El artículo del mes

Oremos por las intenciones del papa Francisco por Pablo Cervera Barranco

Oremos por las intenciones del papa Francisco confiadas a su «Red Mundial de Oración»

(Apostolado de la Oración) durante el mes de enero de 2018

Orar por el papa y sus intenciones pertenece a la esencia de la vida cristiana.

Nuestra oración por el sucesor de Pedro se encuentra a diario en la plega­ria eucarística, corazón de la celebración de la santa Misa: «Acuérdate, Señor, de tu Iglesia, extendida por toda la tie­rra, y con el papa Francisco…»

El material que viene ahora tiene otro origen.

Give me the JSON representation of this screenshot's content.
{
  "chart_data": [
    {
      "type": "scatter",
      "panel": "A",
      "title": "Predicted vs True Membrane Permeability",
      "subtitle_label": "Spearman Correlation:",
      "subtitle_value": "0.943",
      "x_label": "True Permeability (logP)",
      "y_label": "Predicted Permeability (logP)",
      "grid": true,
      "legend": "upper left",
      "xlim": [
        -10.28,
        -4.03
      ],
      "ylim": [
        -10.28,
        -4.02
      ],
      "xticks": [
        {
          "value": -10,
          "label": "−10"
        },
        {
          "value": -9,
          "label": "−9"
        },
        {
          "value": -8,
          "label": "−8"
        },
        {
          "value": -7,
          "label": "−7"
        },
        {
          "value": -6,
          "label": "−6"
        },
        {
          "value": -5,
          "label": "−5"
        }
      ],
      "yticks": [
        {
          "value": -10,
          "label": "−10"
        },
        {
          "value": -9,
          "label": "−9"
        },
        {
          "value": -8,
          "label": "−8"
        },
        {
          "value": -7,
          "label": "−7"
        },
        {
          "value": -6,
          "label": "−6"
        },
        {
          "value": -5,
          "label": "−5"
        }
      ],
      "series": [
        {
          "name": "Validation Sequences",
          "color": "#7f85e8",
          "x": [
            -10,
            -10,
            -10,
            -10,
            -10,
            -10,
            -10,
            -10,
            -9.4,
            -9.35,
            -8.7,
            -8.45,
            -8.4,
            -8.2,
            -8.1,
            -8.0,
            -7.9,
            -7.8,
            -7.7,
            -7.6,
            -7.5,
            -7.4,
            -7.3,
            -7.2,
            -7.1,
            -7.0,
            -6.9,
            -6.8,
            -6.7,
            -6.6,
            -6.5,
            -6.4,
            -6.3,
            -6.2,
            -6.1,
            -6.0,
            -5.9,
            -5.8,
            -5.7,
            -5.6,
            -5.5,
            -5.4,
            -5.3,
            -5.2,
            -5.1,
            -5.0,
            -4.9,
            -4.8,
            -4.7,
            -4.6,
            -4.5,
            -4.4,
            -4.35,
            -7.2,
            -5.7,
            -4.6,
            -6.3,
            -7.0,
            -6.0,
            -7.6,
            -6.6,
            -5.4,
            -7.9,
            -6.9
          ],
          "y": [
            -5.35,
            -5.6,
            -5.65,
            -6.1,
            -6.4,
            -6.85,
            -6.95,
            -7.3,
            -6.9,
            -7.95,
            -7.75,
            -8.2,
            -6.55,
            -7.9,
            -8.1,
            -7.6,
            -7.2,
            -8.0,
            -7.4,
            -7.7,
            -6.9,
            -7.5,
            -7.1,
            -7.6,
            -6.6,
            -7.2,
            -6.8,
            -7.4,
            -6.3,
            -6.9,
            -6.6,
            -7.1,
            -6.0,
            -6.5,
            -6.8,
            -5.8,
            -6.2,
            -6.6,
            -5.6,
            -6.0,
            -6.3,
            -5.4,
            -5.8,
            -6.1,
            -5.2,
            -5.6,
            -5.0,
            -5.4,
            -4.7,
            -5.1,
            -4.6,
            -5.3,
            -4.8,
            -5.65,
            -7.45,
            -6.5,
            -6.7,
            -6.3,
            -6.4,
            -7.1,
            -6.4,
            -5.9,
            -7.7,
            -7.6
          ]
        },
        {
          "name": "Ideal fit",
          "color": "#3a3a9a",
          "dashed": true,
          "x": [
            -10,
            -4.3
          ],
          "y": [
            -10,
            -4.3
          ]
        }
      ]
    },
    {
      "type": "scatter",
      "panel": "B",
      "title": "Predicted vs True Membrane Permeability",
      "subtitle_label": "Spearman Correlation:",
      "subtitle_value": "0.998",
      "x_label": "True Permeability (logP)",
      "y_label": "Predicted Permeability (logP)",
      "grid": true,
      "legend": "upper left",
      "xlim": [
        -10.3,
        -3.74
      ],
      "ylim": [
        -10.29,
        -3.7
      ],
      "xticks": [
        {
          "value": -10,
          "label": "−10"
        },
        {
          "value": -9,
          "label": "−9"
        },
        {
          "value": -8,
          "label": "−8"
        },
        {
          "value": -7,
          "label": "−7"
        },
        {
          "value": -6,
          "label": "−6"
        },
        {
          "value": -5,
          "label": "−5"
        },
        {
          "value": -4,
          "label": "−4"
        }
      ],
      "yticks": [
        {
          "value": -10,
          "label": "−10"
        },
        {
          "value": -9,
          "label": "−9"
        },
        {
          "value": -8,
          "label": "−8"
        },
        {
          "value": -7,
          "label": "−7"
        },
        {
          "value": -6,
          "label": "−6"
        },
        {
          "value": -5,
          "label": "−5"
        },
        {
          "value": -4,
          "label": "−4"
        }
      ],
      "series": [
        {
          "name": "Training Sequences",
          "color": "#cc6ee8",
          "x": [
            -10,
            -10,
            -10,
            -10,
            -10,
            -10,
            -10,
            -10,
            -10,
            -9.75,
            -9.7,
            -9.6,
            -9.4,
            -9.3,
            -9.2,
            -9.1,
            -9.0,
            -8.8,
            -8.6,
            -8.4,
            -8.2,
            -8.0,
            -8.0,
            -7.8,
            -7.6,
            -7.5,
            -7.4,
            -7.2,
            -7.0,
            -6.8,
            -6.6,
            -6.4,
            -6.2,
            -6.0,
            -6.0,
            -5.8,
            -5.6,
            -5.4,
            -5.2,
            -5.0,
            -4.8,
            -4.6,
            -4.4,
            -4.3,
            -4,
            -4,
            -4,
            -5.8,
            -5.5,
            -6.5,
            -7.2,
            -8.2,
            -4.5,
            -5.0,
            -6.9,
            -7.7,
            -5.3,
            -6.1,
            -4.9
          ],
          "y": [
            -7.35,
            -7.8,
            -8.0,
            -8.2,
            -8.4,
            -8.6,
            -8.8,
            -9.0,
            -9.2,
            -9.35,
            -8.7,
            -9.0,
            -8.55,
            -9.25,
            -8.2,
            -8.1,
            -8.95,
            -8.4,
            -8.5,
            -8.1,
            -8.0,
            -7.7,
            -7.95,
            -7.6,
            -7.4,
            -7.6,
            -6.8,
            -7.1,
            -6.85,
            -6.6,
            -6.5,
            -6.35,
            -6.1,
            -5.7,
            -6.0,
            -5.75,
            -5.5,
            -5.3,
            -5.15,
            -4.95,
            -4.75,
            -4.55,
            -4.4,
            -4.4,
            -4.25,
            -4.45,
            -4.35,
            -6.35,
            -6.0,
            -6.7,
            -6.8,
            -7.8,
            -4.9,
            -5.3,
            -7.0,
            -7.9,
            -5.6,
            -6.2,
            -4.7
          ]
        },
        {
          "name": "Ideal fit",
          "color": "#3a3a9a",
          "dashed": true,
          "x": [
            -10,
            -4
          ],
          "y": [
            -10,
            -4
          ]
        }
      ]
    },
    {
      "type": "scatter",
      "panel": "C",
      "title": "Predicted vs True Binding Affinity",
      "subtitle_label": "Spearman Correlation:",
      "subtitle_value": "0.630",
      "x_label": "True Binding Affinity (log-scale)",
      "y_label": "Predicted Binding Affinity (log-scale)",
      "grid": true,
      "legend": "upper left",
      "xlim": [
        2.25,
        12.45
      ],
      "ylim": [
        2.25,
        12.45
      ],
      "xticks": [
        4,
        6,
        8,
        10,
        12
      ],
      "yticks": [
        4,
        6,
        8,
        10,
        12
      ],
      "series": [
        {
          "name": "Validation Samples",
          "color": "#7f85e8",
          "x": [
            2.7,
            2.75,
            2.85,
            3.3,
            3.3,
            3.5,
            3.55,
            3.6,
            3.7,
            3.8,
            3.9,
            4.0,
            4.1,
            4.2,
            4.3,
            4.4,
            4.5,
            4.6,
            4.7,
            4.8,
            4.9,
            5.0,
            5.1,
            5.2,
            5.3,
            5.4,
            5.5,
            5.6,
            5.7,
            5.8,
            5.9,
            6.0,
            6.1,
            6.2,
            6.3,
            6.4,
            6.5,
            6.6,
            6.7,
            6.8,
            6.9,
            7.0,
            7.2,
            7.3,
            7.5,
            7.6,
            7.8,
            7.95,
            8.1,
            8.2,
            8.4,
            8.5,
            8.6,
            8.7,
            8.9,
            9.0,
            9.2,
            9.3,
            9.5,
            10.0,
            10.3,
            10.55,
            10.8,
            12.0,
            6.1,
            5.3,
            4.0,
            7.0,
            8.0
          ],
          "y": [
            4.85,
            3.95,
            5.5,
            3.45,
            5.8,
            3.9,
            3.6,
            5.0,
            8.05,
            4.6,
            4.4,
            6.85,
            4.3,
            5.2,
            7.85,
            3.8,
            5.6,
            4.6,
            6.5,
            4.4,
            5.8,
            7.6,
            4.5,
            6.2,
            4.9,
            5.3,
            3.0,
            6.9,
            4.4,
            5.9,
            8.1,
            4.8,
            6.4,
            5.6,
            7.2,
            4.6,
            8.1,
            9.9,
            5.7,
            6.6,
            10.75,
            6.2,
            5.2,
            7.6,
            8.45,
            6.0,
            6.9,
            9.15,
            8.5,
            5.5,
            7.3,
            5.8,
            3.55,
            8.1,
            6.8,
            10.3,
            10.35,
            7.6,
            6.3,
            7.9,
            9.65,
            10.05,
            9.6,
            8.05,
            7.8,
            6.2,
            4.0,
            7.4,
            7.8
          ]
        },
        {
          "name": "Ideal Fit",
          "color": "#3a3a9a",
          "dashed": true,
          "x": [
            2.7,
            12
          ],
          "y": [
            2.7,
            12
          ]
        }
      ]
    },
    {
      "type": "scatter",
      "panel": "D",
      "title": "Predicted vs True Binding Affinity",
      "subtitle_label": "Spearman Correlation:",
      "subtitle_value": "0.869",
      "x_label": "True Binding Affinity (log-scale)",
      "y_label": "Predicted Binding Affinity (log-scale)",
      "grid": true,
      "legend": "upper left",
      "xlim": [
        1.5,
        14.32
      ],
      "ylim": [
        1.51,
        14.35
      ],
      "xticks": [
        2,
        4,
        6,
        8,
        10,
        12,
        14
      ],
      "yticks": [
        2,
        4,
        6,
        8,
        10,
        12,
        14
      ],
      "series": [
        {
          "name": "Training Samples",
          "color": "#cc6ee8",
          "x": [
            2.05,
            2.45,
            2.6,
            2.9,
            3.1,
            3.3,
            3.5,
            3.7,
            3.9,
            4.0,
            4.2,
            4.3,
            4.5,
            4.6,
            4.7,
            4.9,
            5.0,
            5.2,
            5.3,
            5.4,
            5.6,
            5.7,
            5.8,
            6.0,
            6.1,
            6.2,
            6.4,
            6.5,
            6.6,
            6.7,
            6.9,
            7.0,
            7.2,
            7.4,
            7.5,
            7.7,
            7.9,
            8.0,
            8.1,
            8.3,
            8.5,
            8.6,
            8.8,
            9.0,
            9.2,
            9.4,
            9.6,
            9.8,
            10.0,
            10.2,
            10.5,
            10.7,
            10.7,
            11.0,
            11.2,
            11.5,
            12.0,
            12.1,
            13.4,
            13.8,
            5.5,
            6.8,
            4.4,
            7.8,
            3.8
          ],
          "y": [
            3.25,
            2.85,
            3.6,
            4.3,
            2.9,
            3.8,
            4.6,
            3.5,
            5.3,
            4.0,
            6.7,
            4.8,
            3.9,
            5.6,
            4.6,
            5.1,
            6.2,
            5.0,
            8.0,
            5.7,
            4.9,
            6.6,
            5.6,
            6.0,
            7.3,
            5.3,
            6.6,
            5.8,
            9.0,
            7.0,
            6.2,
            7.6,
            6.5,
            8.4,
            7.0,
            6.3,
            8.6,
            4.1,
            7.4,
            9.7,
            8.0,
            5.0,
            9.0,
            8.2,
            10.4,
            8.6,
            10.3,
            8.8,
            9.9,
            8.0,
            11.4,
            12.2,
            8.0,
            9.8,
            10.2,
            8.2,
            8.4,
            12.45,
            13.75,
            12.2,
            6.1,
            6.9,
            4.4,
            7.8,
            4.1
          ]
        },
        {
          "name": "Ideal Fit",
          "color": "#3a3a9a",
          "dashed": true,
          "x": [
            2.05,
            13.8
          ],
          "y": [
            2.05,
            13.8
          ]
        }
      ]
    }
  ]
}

El papa confía cada mes a su Red Mundial de Oración, el Apostolado de la Oración, dos intenciones (una anunciada al comienzo del año y la otra en la inmediatez del mes en curso) que expresan sus grandes preocupaciones por la humanidad y por la misión de la Iglesia.

Son una convocatoria mundial para transformar nuestra plegaria en «gestos concretos».

Resumen su plan de acción para movilizarnos cada mes por un propósito determinado que nos invita a construir un mundo más humano y más divino.

Por la evangelización: Minorías religiosas en Asia

Para que, en los países asiáticos, los cristianos, como también las otras minorías religiosas, puedan vivir su fe con toda libertad.

Asia, continente lejano para Occidente, es tierra emer­gente no solo en la economía, sino también en el floreci­miento y crecimiento de la fe católica. Siendo minoría, los cristianos son allí pujantes en la vida de fe. En muchos paí­ses a ese carácter minoritario se añade el carácter martirial.

 Este motivo debería despertar en Occidente nuestra vida de fe tan diluida, tan asimilada con el laicismo ambiental, tan claudicante y muchas veces cansada… Aquí tenemos libertad para profesar y vivir nuestra fe, pero nos esclavizan los entornos. Allí, carentes muchas veces de la mínima liber­tad, son capaces de vivir la fe con convencimiento. ¿Quién debe rezar por quién? Más ellos por nosotros que al con­trario, aunque la intención papal de oración sea por ellos.

 Ofrecimiento diario por la Iglesia y por el mundo

V/ Ven, Espíritu Santo, inflama nuestro corazón en las ansias redentoras del Corazón de Cristo.

R/ Para que ofrezcamos de veras nuestras personas y obras, en unión con él por la redención del mundo.

Señor mío y Dios mío Jesucristo:por el Corazón Inmaculado de María me consagro a tu Corazón, y me ofrezco contigo al Padre en tu santo sacrificio del altar,con mi oración y mi trabajo,sufrimientos y alegrías de hoy,en reparación de nuestros pecados y para que venga a nosotros tu reino.

Te pido en especial: por el Papa y sus intenciones, por nuestro obispo y sus intenciones, por nuestro párroco y sus intenciones.